Convincing your company to invest in cloud security is similar to disaster recovery. If you never have a disaster, all the money you spent on it seems a waste. But if you do, the investment was priceless.
During the first keynote at AWS re:Inforce last month, AWS CISO Steve Schmidt emphasized one point in particular: “Security is job zero.”
He wanted everyone to understand that security should always be the most important thing — more important than any number one priority.
Interestingly, AWS doesn’t have a traditional security team. Everyone at AWS is individually responsible for meeting their high standards for security:
“While we have dedicated security professionals whose primary responsibility is in fact security, every AWS employee, regardless of role, is responsible for ensuring that security is an integral component of every facet of the business, and security is referred to early and often.”
Clarke Rodgers, Enterprise Security Strategist with Amazon Web Services
Before AWS considers a new product, service, or feature, they must first examine the security implications. And they continue to extend their internal best practices for security to customers through services like AWS Control Tower.
If you have multiple AWS accounts and teams, managing your cloud can get complicated quickly. AWS Control Tower makes it easy to set up and govern multi-account AWS environments:
AWS has close to 30 security-focused services, plus hundreds of security features across all of their products. Offerings like AWS Control Tower make me think about how much more attainable security in the cloud is these days.
Cloud security is better than it used to be
When I was running IT for organizations and standing up traditional infrastructure, there were many times when I wanted to add security layers, install smart inspection services, and encrypt everything at rest and in transit.
Back then, it was hard to convince the business to spend tens of thousands of dollars, sometimes hundreds of thousands, just to add a layer of protection with no clear value. I was often relegated to putting in OS-level security measures and relying on firewalls instead because that was all that I could get through the budget cycle.
Now, with my workloads running on AWS, I can do all these things at a fraction of the cost:
- Enable encryption everywhere with simple key management via AWS KMS
- Get state-of-the-art threat detection for free via Amazon GuardDuty – and show my business the value of the information that it’s presenting
- Add internal segmentation or security rules in between my instances by playing with security groups or network ACLs at no cost
(This list is just the start. Check out the full list here.)

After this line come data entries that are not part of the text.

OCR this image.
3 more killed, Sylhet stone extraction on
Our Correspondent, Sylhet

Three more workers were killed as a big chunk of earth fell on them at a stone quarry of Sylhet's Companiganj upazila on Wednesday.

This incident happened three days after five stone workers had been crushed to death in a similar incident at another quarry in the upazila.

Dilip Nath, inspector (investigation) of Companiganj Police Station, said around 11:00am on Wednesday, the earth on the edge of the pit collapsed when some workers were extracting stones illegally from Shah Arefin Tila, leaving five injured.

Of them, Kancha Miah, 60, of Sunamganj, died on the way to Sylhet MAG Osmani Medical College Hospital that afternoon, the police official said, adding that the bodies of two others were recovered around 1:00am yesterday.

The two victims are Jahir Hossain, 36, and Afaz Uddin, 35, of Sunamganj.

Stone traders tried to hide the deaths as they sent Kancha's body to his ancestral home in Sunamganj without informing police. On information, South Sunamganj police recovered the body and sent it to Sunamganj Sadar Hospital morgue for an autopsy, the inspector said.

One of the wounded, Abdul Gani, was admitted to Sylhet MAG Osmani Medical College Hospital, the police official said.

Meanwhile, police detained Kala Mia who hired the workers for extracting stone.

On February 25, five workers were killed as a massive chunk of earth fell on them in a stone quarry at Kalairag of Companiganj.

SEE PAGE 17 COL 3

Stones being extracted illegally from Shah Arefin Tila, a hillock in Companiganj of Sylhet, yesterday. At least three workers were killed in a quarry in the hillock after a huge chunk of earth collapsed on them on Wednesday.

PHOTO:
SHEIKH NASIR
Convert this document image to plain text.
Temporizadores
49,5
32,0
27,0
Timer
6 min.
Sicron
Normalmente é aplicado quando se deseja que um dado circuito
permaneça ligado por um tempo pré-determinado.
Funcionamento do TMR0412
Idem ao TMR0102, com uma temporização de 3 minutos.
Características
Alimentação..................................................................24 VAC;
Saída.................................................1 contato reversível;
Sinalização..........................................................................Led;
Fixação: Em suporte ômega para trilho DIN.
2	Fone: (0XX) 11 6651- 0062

How to have security like Amazon when you’re not Amazon
Amazon is in the process of introducing a securities best practices section to the base documentation on all their products.
If you’re wondering how to take your first steps towards better security, this new documentation is a great place to start.
Here’s an example from S3 to show you what it looks like:
(P.S. If your situation is a bit more nuanced than following Amazon’s security suggestions, an AWS consulting service can help.)
With AWS, there are so many security features baked in that are available to us by default. That’s the real beauty of running your architecture with an organization that works with you like a partner.